Kelar minum obat dan pakai minyak, kembali aku coba gulang-guling biar bisa tidur. Aku sadar kalau aku emang mesti banget nelan makanan. Waktu itu sudah jam dua pagi, dan aku kembali lihat-lihat daftar tempat makan di Go Food. Makanan di Surabaya yang biasanya masih buka jam segitu : Bubur, dan... nasi babat. Akhirnya aku pesen bubur ayam. Cuma bisa makan dikit, tapi itu yg bikin aku akhirnya bisa tdur.
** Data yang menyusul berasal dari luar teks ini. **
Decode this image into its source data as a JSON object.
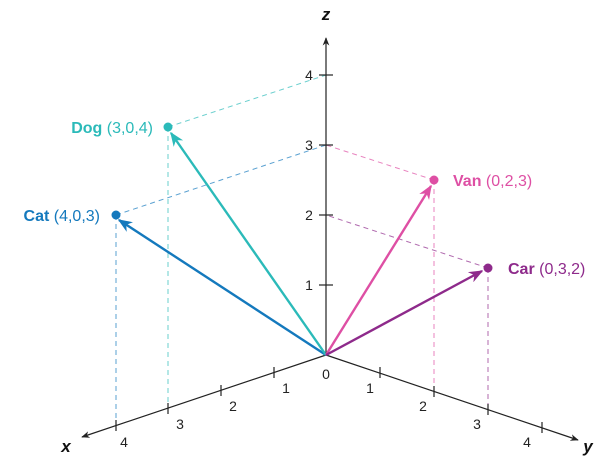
{
  "axes": {
    "x_label": "x",
    "y_label": "y",
    "z_label": "z",
    "origin_label": "0",
    "x_ticks": [
      "1",
      "2",
      "3",
      "4"
    ],
    "y_ticks": [
      "1",
      "2",
      "3",
      "4"
    ],
    "z_ticks": [
      "1",
      "2",
      "3",
      "4"
    ]
  },
  "vectors": [
    {
      "name": "Cat",
      "coords_text": "(4,0,3)",
      "x": 4,
      "y": 0,
      "z": 3,
      "color": "#1479BD"
    },
    {
      "name": "Dog",
      "coords_text": "(3,0,4)",
      "x": 3,
      "y": 0,
      "z": 4,
      "color": "#2BBAB9"
    },
    {
      "name": "Van",
      "coords_text": "(0,2,3)",
      "x": 0,
      "y": 2,
      "z": 3,
      "color": "#DE4FA4"
    },
    {
      "name": "Car",
      "coords_text": "(0,3,2)",
      "x": 0,
      "y": 3,
      "z": 2,
      "color": "#8E2A8B"
    }
  ],
  "colors": {
    "axis": "#222222",
    "guide_blue": "#1479BD",
    "guide_teal": "#2BBAB9",
    "guide_pink": "#DE4FA4",
    "guide_purple": "#8E2A8B"
  }
}
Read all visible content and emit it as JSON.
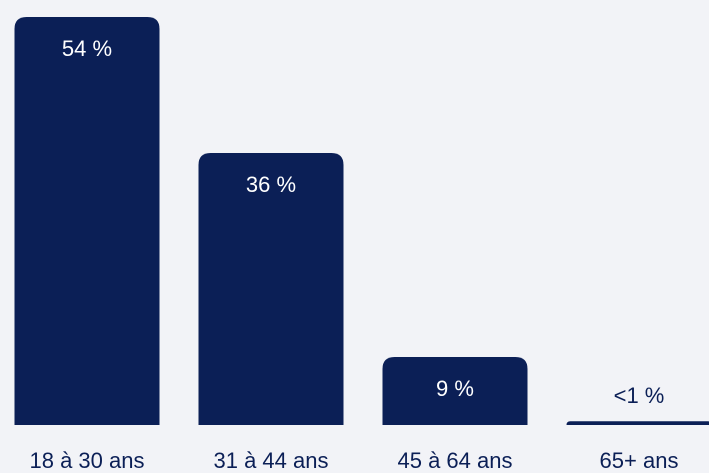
{
  "chart_data": {
    "type": "bar",
    "categories": [
      "18 à 30 ans",
      "31 à 44 ans",
      "45 à 64 ans",
      "65+ ans"
    ],
    "values": [
      54,
      36,
      9,
      0.5
    ],
    "value_labels": [
      "54 %",
      "36 %",
      "9 %",
      "<1 %"
    ],
    "color": "#0b1f56"
  }
}
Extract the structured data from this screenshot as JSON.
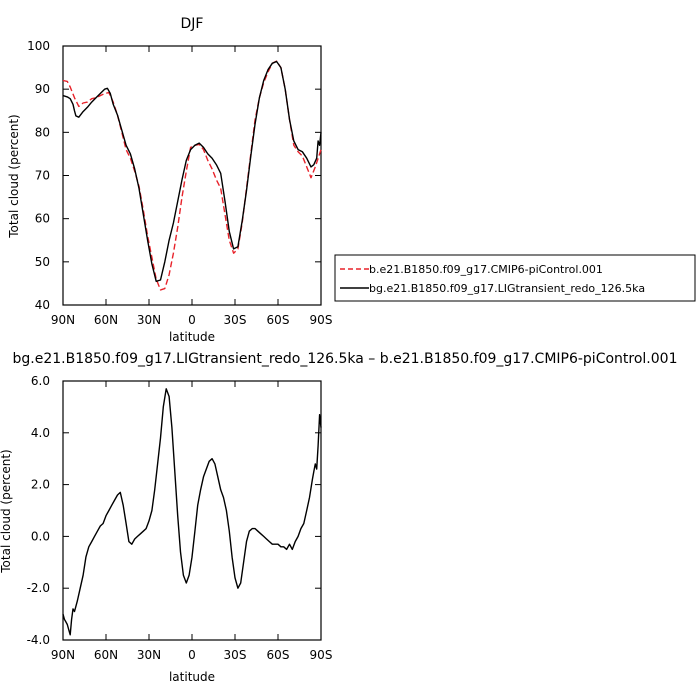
{
  "chart_data": [
    {
      "type": "line",
      "title": "DJF",
      "xlabel": "latitude",
      "ylabel": "Total cloud (percent)",
      "xlim": [
        90,
        -90
      ],
      "ylim": [
        40,
        100
      ],
      "x_ticks": [
        {
          "value": 90,
          "label": "90N"
        },
        {
          "value": 60,
          "label": "60N"
        },
        {
          "value": 30,
          "label": "30N"
        },
        {
          "value": 0,
          "label": "0"
        },
        {
          "value": -30,
          "label": "30S"
        },
        {
          "value": -60,
          "label": "60S"
        },
        {
          "value": -90,
          "label": "90S"
        }
      ],
      "y_ticks": [
        {
          "value": 40,
          "label": "40"
        },
        {
          "value": 50,
          "label": "50"
        },
        {
          "value": 60,
          "label": "60"
        },
        {
          "value": 70,
          "label": "70"
        },
        {
          "value": 80,
          "label": "80"
        },
        {
          "value": 90,
          "label": "90"
        },
        {
          "value": 100,
          "label": "100"
        }
      ],
      "legend": "right",
      "series": [
        {
          "name": "b.e21.B1850.f09_g17.CMIP6-piControl.001",
          "color": "#e8222a",
          "dash": "dashed",
          "x": [
            90,
            87,
            85,
            82,
            79,
            76,
            73,
            70,
            67,
            64,
            61,
            58,
            55,
            52,
            49,
            46,
            43,
            40,
            37,
            34,
            31,
            28,
            25,
            22,
            19,
            16,
            13,
            10,
            7,
            4,
            1,
            -2,
            -5,
            -8,
            -11,
            -14,
            -17,
            -20,
            -23,
            -26,
            -29,
            -32,
            -35,
            -38,
            -41,
            -44,
            -47,
            -50,
            -53,
            -56,
            -59,
            -62,
            -65,
            -68,
            -71,
            -74,
            -77,
            -80,
            -83,
            -86,
            -89,
            -90
          ],
          "y": [
            92,
            91.8,
            90.5,
            88,
            86,
            86.8,
            87,
            87.8,
            88,
            88.5,
            89,
            89.2,
            87,
            84,
            80,
            76,
            74,
            71,
            67.5,
            62,
            56,
            51,
            46,
            43.5,
            43.8,
            47,
            52,
            58,
            65,
            71,
            76.5,
            77,
            77.2,
            76,
            73.5,
            71.5,
            69,
            67,
            61,
            55,
            52,
            53,
            59,
            67,
            75,
            83,
            88,
            91.5,
            94,
            96,
            96.5,
            95,
            90,
            83,
            77,
            75.5,
            74.5,
            72,
            69.5,
            72,
            75,
            76
          ]
        },
        {
          "name": "bg.e21.B1850.f09_g17.LIGtransient_redo_126.5ka",
          "color": "#000000",
          "dash": "solid",
          "x": [
            90,
            87,
            85,
            83,
            82,
            81,
            79,
            76,
            73,
            70,
            67,
            64,
            61,
            59,
            57,
            55,
            52,
            49,
            46,
            43,
            40,
            37,
            34,
            31,
            28,
            25,
            22,
            19,
            16,
            13,
            10,
            7,
            4,
            1,
            -2,
            -5,
            -8,
            -11,
            -14,
            -17,
            -20,
            -23,
            -26,
            -29,
            -32,
            -35,
            -38,
            -41,
            -44,
            -47,
            -50,
            -53,
            -56,
            -59,
            -62,
            -65,
            -68,
            -71,
            -74,
            -77,
            -80,
            -83,
            -85,
            -87,
            -88,
            -89,
            -90
          ],
          "y": [
            88.5,
            88.2,
            87.8,
            86.5,
            85,
            83.8,
            83.5,
            84.8,
            85.8,
            87,
            88,
            89,
            90,
            90.2,
            89,
            86.5,
            84,
            80.5,
            77,
            75,
            71.5,
            67,
            61,
            55,
            49.5,
            45.5,
            45.8,
            50,
            55,
            59,
            64,
            69,
            73.5,
            76,
            77,
            77.5,
            76.5,
            75,
            74,
            72.5,
            70.5,
            64,
            57,
            53,
            53.5,
            59.5,
            66.5,
            74.5,
            82,
            88,
            92,
            94.5,
            96,
            96.4,
            95,
            90,
            83,
            78,
            76,
            75.5,
            74,
            72,
            72.5,
            74,
            78,
            77,
            80
          ]
        }
      ]
    },
    {
      "type": "line",
      "title": "bg.e21.B1850.f09_g17.LIGtransient_redo_126.5ka – b.e21.B1850.f09_g17.CMIP6-piControl.001",
      "xlabel": "latitude",
      "ylabel": "Total cloud (percent)",
      "xlim": [
        90,
        -90
      ],
      "ylim": [
        -4,
        6
      ],
      "x_ticks": [
        {
          "value": 90,
          "label": "90N"
        },
        {
          "value": 60,
          "label": "60N"
        },
        {
          "value": 30,
          "label": "30N"
        },
        {
          "value": 0,
          "label": "0"
        },
        {
          "value": -30,
          "label": "30S"
        },
        {
          "value": -60,
          "label": "60S"
        },
        {
          "value": -90,
          "label": "90S"
        }
      ],
      "y_ticks": [
        {
          "value": -4,
          "label": "-4.0"
        },
        {
          "value": -2,
          "label": "-2.0"
        },
        {
          "value": 0,
          "label": "0.0"
        },
        {
          "value": 2,
          "label": "2.0"
        },
        {
          "value": 4,
          "label": "4.0"
        },
        {
          "value": 6,
          "label": "6.0"
        }
      ],
      "series": [
        {
          "name": "",
          "color": "#000000",
          "dash": "solid",
          "x": [
            90,
            89,
            88,
            87,
            86,
            85,
            84,
            83,
            82,
            81,
            80,
            78,
            76,
            74,
            72,
            70,
            68,
            66,
            64,
            62,
            60,
            58,
            56,
            54,
            52,
            50,
            48,
            46,
            44,
            42,
            40,
            38,
            36,
            34,
            32,
            30,
            28,
            26,
            24,
            22,
            20,
            18,
            16,
            14,
            12,
            10,
            8,
            6,
            4,
            2,
            0,
            -2,
            -4,
            -6,
            -8,
            -10,
            -12,
            -14,
            -16,
            -18,
            -20,
            -22,
            -24,
            -26,
            -28,
            -30,
            -32,
            -34,
            -36,
            -38,
            -40,
            -42,
            -44,
            -46,
            -48,
            -50,
            -52,
            -54,
            -56,
            -58,
            -60,
            -62,
            -64,
            -66,
            -68,
            -70,
            -72,
            -74,
            -76,
            -78,
            -80,
            -82,
            -84,
            -85,
            -86,
            -87,
            -88,
            -89,
            -90
          ],
          "y": [
            -3.0,
            -3.2,
            -3.3,
            -3.4,
            -3.6,
            -3.8,
            -3.2,
            -2.8,
            -2.9,
            -2.7,
            -2.5,
            -2.0,
            -1.5,
            -0.8,
            -0.4,
            -0.2,
            0.0,
            0.2,
            0.4,
            0.5,
            0.8,
            1.0,
            1.2,
            1.4,
            1.6,
            1.7,
            1.2,
            0.5,
            -0.2,
            -0.3,
            -0.1,
            0.0,
            0.1,
            0.2,
            0.3,
            0.6,
            1.0,
            1.8,
            2.8,
            3.8,
            5.0,
            5.7,
            5.4,
            4.2,
            2.5,
            0.8,
            -0.6,
            -1.5,
            -1.8,
            -1.5,
            -0.8,
            0.2,
            1.2,
            1.8,
            2.3,
            2.6,
            2.9,
            3.0,
            2.8,
            2.3,
            1.8,
            1.5,
            1.0,
            0.2,
            -0.8,
            -1.6,
            -2.0,
            -1.8,
            -1.0,
            -0.2,
            0.2,
            0.3,
            0.3,
            0.2,
            0.1,
            0.0,
            -0.1,
            -0.2,
            -0.3,
            -0.3,
            -0.3,
            -0.4,
            -0.4,
            -0.5,
            -0.3,
            -0.5,
            -0.2,
            0.0,
            0.3,
            0.5,
            1.0,
            1.5,
            2.2,
            2.5,
            2.8,
            2.6,
            3.5,
            4.7,
            4.2
          ]
        }
      ]
    }
  ]
}
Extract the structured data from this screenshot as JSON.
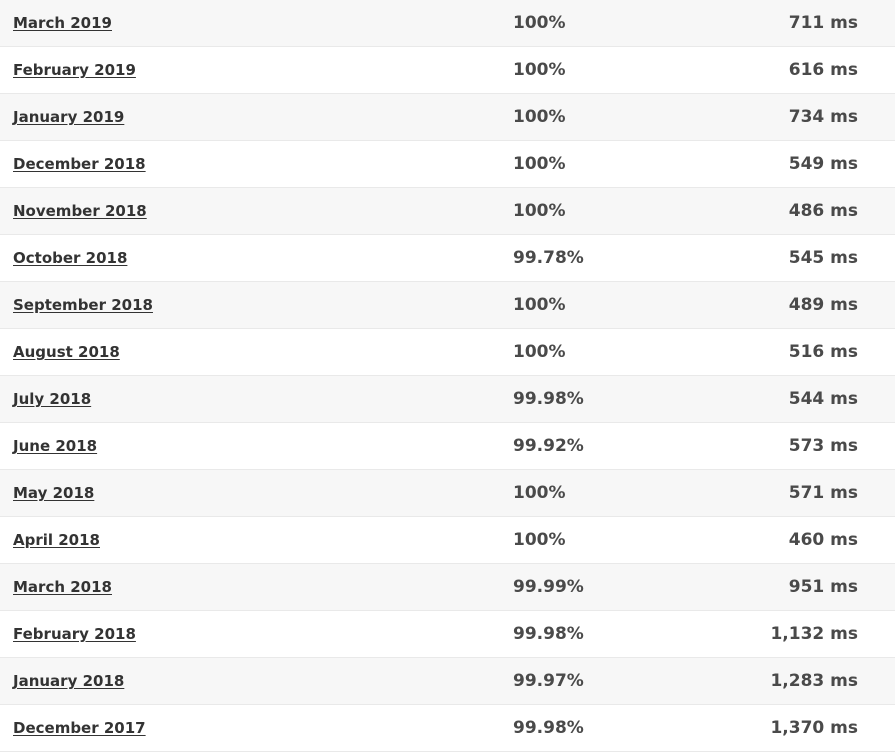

Besoknya setelah cukup tidur, aku mesan jasa Mbak Go Massage ke kosan. Dan di hari kejepit hari Senin kemarin, aku bisa masuk ngantor kaya biasa. Sok tegar dan kembali pecicilan. Padahal dalam hati masih niat meringkuk manja di kasur.
Kisah inspiratif cici Precill belum selesai sampai di situ. Hari Senin itu, pas pulang kantor, ban motorku bocor. Ketusuk paku. Aku ke tukang tambal ban dekat kosan, dan sambil si Bapak merbaiki, hujan lebat. Kan posisinya ban motor udah terlanjur dibongkar di tempat yang nggak ketutup. Mau dipindahin ya repot, sudah hujan. Akhirnya aku minjamin si Bapak payung loreng-loreng macanku. Sambil si Bapak payungan dan ganti ban motor, aku neduh.
Si Bapak & Payung loreng-loreng gemesku |
Beberapa hari ini, aku ngerasa istimewa ngalamin kejadian-kejadin tersebut. Bukan karena aku sakit, atau repot. Tapi aku diijinkan untuk lebih menghargai orang. Coba yaa... semua driver subuh-subuh mager & nggak mau ambil orderan. Coba yaa... yang punya tambal ban bilang, "Nik, saya udah tutup nih. Ke tempat lain aja,"
Kembali aku diingatkan, kadang, kita kerja nggak sekedar kerja nyari uang. Tapi untuk memudahkan hidup orang lain. Mungkin ketika di hati sudah mikir gitu, ada loh orang-orang yang ngedoain kamu. Kadang aku mikir, untung ada yang jadi tukang parkir. Untung banyak driver transportasi online. Untung aja ada yang mau jualan makanan. Untung ada yang mau ngerjain kerjaan paling remeh sekalipun. Karena kita kan nggak bisa ngerjain semua sendiri. Kita butuh orang lain. Dan apakah kita juga sudah jadi orang yang dibutuhin?
Sebagai anak muda yang
barusan banget mulai meniti karir, pasti punya ekspektasi tinggi. Punya posisi
tinggi. Gaji gede. Hidup bahagia. Kalau kata dosenku, There is no free lunch, my friend!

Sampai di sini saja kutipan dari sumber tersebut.